Amphore de vin marquée et numérotée

Au cours de la période hellénistique (IVe au Ier siècle avant notre ère), les grands vins étaient reconnaissables par les formes des amphores qui leurs étaient propres.
A cette époque, les contenants typiques de la Narbonnaise à présentaient un fond plat. On les appelait les « Gauloise 4 ». Ces amphores légères, d’environ 10 kilos pouvaient recevoir une trentaine de litres. Du fait de leur fragilité, on les entourait d’un paillon, sorte d’enveloppe faite de paille.
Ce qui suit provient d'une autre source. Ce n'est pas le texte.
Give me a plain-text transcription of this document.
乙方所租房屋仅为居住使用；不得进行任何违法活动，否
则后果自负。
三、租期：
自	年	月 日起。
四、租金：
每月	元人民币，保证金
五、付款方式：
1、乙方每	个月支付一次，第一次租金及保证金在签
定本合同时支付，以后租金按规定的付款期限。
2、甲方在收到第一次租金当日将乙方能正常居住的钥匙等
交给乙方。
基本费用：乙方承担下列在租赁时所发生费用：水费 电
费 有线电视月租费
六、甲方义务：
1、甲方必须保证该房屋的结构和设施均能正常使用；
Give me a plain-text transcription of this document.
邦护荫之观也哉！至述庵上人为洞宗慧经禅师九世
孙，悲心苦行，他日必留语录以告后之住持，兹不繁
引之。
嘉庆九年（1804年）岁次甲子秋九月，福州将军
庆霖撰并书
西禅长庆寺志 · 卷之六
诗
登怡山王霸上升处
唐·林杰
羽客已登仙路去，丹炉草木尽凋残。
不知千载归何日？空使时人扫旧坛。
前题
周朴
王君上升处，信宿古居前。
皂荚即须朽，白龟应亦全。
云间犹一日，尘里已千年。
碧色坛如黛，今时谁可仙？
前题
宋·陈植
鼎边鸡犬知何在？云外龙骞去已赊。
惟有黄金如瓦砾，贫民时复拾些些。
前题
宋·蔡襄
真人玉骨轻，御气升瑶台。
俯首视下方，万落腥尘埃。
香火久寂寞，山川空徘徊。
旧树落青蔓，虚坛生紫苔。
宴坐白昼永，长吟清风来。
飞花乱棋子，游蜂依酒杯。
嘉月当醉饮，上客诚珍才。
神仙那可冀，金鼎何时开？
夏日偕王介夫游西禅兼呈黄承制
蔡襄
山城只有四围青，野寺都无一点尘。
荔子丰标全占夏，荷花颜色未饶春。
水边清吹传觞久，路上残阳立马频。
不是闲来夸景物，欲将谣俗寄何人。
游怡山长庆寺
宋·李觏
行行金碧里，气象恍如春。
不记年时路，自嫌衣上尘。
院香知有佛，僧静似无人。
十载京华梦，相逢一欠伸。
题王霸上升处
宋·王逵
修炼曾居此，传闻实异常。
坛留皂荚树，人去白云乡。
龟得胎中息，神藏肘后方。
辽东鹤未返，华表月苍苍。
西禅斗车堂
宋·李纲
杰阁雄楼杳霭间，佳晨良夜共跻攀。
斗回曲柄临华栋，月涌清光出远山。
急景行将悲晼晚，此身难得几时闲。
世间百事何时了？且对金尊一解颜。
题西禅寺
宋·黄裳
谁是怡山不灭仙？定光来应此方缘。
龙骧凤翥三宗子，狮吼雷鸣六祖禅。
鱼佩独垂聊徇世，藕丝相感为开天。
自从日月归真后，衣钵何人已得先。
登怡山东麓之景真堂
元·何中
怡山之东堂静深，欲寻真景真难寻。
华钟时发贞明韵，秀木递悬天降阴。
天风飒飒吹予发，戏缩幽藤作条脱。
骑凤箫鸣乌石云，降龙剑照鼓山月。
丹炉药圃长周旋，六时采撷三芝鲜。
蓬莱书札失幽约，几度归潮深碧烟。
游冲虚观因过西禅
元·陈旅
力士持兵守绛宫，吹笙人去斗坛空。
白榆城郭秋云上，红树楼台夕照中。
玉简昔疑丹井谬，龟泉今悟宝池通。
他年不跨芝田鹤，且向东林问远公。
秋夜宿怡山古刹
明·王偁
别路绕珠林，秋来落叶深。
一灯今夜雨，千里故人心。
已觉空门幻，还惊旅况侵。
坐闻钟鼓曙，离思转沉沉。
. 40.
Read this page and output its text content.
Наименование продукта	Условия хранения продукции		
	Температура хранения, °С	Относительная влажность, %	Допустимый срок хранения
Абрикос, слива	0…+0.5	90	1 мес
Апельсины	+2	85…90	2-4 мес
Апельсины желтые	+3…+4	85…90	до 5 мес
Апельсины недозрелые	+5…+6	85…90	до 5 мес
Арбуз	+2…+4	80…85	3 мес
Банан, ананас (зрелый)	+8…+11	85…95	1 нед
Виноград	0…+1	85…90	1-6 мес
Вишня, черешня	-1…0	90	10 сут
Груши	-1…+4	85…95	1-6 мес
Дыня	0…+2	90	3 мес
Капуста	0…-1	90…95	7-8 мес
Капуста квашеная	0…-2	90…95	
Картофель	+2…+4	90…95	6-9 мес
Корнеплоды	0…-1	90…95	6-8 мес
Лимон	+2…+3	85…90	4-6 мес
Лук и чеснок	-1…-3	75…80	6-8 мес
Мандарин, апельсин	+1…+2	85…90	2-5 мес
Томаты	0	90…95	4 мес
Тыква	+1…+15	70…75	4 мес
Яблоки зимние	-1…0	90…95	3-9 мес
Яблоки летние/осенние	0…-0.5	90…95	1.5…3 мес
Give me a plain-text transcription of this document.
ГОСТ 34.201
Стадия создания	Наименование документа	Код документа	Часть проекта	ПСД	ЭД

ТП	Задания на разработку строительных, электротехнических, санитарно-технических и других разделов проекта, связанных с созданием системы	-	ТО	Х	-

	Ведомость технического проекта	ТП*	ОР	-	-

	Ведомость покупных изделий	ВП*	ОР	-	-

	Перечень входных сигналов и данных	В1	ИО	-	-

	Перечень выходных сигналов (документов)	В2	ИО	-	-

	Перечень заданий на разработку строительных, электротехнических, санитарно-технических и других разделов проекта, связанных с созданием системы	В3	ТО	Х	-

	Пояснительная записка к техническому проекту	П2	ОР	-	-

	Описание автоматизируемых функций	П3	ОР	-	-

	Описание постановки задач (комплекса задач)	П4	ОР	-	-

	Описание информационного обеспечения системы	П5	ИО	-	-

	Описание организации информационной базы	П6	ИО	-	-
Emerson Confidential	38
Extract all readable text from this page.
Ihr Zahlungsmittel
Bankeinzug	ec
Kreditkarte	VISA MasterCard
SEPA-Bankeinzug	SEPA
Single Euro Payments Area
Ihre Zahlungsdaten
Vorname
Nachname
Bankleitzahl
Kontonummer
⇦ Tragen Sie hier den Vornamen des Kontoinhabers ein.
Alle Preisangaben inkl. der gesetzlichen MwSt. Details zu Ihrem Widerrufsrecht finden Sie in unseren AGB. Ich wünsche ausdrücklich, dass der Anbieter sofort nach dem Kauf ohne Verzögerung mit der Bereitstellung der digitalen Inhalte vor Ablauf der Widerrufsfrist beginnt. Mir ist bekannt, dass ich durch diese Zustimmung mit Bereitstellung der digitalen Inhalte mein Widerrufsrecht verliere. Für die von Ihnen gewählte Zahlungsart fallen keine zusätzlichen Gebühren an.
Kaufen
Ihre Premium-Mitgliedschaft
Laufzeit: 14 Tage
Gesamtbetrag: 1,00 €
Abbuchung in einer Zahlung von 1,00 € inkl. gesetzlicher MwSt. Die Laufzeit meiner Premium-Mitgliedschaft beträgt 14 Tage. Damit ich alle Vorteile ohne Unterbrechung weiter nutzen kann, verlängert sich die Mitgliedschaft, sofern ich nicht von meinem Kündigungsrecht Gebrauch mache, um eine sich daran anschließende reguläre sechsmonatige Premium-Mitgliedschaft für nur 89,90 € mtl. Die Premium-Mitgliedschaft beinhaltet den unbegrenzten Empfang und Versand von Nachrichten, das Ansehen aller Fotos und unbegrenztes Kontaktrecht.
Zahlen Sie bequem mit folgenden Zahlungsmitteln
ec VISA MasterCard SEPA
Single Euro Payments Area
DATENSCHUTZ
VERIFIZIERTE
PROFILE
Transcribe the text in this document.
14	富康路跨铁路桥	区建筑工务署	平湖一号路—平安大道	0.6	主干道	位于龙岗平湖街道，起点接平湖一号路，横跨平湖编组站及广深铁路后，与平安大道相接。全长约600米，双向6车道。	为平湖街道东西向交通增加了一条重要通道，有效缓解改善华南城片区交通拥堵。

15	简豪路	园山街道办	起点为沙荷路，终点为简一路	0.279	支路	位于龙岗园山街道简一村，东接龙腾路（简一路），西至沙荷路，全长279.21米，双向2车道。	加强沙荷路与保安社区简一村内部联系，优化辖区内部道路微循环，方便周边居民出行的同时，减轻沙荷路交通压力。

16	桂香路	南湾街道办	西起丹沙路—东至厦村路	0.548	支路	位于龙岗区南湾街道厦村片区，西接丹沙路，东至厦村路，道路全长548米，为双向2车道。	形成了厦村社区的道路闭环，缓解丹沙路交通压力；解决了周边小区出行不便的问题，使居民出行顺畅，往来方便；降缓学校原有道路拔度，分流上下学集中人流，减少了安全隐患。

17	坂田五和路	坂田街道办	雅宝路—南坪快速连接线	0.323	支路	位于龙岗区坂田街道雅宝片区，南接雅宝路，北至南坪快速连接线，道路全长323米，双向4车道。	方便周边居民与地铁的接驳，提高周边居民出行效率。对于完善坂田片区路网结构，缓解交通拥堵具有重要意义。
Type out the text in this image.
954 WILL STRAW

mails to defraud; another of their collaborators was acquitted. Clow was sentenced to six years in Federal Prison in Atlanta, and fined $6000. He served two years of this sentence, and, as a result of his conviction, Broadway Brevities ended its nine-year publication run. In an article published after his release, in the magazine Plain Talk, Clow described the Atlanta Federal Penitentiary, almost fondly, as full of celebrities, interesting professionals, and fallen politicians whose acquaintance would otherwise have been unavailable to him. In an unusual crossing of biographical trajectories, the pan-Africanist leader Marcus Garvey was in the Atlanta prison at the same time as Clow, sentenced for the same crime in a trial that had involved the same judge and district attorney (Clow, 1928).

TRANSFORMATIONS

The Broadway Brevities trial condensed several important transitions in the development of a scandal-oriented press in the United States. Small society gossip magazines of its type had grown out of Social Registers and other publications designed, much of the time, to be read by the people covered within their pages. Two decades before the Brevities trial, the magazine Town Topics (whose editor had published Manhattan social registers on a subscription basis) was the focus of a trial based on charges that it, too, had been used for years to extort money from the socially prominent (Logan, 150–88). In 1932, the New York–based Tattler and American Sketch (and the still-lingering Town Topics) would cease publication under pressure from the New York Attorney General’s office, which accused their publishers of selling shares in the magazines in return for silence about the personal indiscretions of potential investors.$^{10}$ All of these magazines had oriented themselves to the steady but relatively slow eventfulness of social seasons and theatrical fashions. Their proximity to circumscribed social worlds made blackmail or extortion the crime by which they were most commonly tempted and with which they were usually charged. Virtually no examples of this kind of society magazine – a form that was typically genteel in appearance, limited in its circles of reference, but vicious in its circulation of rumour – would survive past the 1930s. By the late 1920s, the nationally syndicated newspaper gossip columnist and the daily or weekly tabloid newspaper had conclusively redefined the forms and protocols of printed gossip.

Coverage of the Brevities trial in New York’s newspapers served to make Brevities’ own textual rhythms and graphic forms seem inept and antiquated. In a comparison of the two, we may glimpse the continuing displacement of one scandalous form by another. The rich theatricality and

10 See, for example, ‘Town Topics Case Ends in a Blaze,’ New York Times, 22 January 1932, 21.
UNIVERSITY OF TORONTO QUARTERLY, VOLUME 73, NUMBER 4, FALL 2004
Ces amphores portaient des inscriptions, des tampons et des timbres indiquant le type de breuvage qu’elles contenaient et son origine. Ces informations étaient gravées avant la cuisson de l’argile sur l’anse ou le col de l’amphore.
De nos jours, ce cachet constitue pour les archéologues une précieuse information sur la provenance de l’amphore, l’atelier où elle a été fabriquée, donnant parfois le nom de la personne chargée d’en contrôler le contenu.
A l’époque romaine, le timbrage n’est toutefois plus systématique, il disparaît même des amphores importées d’Orient. Les timbres n’ont plus la même signification : ils désignent soit les propriétaires des grands domaines, soit les négociants. Et toutes les amphores ne sont pas marquées. Il existe heureusement d’autres moyens d’identifier les vins et d’appréhender leur commerce : les titulis, par exemple, inscriptions peintes en rouge ou en noir sur les cols d’amphores, désignent leur contenu et leur origine, renseignent sur la qualité du vin et parfois sur son âge.

L’étude des amphores (amphorologie) est une ressource précieuse pour connaître les échanges marchands et l’histoire du commerce des vins. Elle a notamment permis de dresser une cartographie des grandes routes de l’exportation du vin de la Narbonnaise.